Use keywords AND, OR, NOT to narrow or broaden your search.

Examples:

operatingSystem: windows OR operatingSystem: linux
(operatingSystem: windows OR operatingSystem: linux) AND (openPorts.port: 80 OR openPorts.port: 8080)
NOT operatingSystem: windows

Nested Queries

Use a single nested query, using parentheses, to include multiple fields in your query per examples below.

Learn more >>

Examples:

Find vulnerabilities that are patchable and are confirmed

vulnerabilities: (vulnerability.patchAvailable: "true" AND typeDetected: "Confirmed")

Find vulnerabilities that are patchable, have Easy Exploit RTI, and first found in the last 5 days:

vulnerabilities: (vulnerability.patchAvailable: "true" AND vulnerability.threatIntel.easyExploit: true AND firstFound > now-5d)

Find assets on port 80 and TCP

openPorts: (port: 80 AND protocol: TCP)

Find assets that have Windows Time service that is running

service: (name: Windows Time AND status: running)

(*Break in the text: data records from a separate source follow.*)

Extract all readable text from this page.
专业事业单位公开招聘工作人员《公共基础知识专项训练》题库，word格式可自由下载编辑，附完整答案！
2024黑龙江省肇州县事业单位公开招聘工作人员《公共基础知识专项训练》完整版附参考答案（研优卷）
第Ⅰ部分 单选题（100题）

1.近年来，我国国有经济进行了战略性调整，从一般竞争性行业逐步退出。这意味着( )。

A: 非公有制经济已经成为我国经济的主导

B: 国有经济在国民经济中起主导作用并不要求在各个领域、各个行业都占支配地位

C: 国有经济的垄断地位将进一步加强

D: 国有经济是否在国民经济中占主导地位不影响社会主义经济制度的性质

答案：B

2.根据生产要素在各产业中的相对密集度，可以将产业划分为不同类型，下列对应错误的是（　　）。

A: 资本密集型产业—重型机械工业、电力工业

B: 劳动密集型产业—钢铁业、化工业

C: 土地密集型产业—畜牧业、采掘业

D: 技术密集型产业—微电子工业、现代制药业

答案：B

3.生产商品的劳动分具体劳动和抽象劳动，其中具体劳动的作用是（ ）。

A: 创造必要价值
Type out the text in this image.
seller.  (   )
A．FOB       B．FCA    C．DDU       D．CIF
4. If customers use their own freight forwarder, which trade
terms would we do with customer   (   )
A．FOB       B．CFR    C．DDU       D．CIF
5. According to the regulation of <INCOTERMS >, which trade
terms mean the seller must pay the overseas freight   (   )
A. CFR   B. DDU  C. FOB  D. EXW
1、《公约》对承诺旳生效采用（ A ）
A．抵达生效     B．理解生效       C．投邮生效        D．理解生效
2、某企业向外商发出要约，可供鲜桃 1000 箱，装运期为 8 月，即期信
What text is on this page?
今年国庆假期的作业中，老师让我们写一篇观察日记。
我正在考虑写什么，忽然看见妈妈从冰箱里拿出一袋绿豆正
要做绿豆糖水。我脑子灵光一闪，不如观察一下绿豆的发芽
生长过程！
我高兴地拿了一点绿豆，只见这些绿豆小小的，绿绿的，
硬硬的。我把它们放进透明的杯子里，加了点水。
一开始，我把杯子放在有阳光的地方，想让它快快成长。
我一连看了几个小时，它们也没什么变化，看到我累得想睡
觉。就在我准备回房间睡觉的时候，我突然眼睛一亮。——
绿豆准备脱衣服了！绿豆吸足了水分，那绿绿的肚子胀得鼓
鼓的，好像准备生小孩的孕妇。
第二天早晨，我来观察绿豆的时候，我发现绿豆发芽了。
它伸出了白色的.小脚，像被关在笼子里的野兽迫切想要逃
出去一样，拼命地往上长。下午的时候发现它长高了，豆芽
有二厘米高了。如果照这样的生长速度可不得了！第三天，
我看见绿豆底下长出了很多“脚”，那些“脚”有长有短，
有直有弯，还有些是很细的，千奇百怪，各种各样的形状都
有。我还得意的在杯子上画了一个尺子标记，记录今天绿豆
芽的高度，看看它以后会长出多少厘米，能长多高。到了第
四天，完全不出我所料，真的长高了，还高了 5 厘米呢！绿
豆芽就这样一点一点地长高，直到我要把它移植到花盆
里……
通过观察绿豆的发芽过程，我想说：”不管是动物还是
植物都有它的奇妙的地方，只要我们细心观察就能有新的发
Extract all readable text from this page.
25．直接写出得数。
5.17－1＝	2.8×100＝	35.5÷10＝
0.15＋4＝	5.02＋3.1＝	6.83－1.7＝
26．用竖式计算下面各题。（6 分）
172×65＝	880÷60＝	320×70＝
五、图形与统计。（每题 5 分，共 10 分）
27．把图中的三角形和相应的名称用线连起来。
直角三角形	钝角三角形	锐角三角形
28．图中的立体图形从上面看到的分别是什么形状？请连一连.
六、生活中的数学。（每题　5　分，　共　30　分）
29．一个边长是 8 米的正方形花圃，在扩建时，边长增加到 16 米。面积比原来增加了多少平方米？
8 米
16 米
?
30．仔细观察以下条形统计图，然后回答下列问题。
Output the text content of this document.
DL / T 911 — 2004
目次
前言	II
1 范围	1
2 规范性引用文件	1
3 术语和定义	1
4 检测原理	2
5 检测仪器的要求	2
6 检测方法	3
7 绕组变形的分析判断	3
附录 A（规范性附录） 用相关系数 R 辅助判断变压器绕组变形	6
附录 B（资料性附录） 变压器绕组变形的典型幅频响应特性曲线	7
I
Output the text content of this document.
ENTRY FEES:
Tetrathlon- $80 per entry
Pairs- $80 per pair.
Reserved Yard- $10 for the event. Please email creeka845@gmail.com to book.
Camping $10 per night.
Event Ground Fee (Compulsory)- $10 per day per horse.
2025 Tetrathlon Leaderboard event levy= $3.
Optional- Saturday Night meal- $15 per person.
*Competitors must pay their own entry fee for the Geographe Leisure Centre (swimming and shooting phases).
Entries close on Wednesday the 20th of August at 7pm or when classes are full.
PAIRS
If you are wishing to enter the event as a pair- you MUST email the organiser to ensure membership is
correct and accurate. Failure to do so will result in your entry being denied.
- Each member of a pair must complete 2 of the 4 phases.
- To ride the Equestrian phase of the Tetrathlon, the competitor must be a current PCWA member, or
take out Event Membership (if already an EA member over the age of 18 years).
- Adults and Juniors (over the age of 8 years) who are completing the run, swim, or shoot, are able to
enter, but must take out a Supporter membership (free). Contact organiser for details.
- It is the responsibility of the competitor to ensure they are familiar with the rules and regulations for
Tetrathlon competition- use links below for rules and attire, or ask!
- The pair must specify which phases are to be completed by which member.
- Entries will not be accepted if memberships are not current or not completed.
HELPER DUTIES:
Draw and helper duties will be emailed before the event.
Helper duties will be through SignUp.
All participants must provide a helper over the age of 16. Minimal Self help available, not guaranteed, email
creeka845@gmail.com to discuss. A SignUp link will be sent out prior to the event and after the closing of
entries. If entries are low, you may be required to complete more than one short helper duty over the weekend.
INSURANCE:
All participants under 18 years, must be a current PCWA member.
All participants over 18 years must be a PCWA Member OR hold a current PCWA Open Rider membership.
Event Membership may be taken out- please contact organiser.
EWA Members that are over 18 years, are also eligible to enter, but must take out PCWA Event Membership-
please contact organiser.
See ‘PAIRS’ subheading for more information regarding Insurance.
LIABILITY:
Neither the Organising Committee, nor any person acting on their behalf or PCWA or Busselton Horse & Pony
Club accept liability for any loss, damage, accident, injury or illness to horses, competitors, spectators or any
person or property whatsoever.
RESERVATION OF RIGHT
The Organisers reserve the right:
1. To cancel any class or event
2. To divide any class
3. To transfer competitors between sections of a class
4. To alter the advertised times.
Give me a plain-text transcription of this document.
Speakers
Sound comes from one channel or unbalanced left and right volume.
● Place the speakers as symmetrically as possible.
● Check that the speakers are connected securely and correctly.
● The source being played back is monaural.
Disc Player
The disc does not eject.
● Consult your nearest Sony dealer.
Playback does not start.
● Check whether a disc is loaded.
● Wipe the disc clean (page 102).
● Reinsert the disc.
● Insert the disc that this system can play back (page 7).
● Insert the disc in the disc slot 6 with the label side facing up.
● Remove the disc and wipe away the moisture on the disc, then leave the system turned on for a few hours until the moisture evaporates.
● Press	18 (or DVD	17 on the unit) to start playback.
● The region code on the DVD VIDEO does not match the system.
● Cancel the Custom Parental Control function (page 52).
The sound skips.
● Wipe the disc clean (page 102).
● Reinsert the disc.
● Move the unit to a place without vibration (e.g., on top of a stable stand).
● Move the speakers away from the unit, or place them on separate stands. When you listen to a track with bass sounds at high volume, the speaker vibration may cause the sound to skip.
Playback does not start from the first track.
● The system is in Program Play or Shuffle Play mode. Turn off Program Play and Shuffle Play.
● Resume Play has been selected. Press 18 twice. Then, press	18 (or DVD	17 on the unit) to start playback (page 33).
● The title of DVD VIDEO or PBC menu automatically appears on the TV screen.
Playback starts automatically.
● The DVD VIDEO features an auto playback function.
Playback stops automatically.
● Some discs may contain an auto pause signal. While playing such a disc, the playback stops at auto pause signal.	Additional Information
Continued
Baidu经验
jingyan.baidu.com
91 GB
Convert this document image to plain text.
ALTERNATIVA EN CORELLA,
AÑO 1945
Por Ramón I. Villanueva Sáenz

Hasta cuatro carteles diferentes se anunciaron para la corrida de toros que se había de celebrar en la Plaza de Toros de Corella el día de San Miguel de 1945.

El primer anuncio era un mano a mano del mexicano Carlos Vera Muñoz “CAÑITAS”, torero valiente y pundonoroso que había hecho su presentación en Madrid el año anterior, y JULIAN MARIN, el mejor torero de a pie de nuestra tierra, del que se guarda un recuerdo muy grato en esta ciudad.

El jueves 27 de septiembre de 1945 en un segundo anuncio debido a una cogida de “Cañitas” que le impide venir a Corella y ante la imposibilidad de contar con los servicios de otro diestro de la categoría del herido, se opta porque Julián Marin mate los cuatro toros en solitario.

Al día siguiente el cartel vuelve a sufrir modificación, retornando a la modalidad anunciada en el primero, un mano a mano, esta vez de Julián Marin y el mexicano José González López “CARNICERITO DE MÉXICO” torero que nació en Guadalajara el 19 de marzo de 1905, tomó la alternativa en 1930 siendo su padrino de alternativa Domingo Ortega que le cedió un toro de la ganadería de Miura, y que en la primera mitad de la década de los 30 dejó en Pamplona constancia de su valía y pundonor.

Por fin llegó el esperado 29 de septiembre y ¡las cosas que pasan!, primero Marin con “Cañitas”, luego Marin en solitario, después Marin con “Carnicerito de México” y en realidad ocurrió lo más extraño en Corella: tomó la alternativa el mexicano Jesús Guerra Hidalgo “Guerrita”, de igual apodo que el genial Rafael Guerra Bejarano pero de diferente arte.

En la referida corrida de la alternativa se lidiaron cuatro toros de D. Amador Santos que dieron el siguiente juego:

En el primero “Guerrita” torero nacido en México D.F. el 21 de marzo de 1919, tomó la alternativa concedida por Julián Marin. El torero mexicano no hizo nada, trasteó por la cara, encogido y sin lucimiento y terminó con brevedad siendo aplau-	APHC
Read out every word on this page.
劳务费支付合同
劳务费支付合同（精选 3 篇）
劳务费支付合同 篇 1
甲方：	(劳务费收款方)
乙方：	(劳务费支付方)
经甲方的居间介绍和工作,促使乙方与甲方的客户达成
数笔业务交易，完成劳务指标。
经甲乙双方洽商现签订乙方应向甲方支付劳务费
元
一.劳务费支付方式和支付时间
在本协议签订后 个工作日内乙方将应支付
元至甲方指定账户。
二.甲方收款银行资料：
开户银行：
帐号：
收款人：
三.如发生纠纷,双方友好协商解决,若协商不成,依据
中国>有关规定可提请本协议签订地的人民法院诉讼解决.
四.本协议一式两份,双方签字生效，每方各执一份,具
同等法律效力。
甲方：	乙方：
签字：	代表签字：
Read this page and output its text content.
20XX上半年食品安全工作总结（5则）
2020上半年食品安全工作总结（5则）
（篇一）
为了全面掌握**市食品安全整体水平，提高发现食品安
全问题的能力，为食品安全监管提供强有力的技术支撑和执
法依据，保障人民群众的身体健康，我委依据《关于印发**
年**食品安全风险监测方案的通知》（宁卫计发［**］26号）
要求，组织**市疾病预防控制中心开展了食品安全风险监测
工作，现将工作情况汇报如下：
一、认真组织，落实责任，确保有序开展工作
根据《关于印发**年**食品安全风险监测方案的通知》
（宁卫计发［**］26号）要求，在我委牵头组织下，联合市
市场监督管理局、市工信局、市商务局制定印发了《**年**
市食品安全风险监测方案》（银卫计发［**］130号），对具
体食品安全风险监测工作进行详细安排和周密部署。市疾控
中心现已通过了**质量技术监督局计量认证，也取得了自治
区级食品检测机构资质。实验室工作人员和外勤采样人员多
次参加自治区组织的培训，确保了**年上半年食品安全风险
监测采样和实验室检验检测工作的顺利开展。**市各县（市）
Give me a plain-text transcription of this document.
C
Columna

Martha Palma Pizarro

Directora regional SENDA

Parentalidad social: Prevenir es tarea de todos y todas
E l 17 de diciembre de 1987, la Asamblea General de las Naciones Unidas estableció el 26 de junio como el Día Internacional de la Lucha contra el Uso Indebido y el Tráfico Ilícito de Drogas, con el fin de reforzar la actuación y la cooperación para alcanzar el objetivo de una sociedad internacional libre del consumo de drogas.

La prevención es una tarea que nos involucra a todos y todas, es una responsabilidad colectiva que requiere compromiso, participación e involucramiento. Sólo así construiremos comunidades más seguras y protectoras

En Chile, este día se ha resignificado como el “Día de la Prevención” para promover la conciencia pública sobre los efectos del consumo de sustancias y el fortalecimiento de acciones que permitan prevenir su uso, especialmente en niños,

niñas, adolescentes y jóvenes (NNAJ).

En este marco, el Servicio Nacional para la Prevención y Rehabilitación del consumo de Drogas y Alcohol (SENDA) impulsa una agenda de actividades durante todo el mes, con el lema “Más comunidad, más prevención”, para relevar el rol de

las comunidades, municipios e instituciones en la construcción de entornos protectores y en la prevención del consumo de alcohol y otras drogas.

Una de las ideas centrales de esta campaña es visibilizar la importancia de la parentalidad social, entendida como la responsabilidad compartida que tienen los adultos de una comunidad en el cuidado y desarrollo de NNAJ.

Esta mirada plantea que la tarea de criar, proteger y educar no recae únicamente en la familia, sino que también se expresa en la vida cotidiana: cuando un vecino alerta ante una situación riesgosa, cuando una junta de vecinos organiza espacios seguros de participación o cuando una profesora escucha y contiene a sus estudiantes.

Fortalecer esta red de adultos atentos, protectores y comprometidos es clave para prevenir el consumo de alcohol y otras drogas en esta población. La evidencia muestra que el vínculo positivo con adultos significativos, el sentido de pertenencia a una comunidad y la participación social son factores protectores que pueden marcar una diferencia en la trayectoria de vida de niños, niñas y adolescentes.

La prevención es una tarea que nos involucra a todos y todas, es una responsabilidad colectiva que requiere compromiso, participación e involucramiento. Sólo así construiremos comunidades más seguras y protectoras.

Suffix matching for Events tab

Suffix matching is supported for searching events for the fields: asset.name, asset.netbiosName, asset.operatingSystem, actor.userID, actor.process, profile.name, profile.rule.name, registryKey.name, file.name. You can match event fields "ending in" a string you specify - using a string that starts with *.

Note: Matches are case insensitive.

Example: This query matches events with an asset name ending in "122", example - WIN10-122.

asset.name:*122

Example: This query matches events with file name ending in exe, example - Explorer.exe.

file.name:*.exe

Suffix based searches are applicable only for Events tab in FIM.

Prefix matching for Events tab

Prefix matching is supported for searching events using certain text fields such as: asset.name, asset.netbiosName, asset.operatingSystem, actor.userID, actor.process, profile.name, profile.rule.name, registryKey.name, file.name. You can match event values "starting with" a string you specify - using a string that ends with *.

Note: Matches are case sensitive.

Example: This query matches events with an asset name starting with "xp", example - xpsp2-jp-26-111.

asset.name:xp*

Example: This query matches events with file name starting with "Expl" example - Explorer.exe.

file.name:Expl*

Example: This query matches events with assets having operating system starting with "Lin", example - Linux 2.4-2.6.

asset.operatingSystem:Lin*

Note: Wildcards can only be used for prefix and suffix matching (as described above). Substring wildcards are not supported, that is, you cannot search for a string in the middle of another string.

Prefix based searches are applicable only for Events tab in FIM.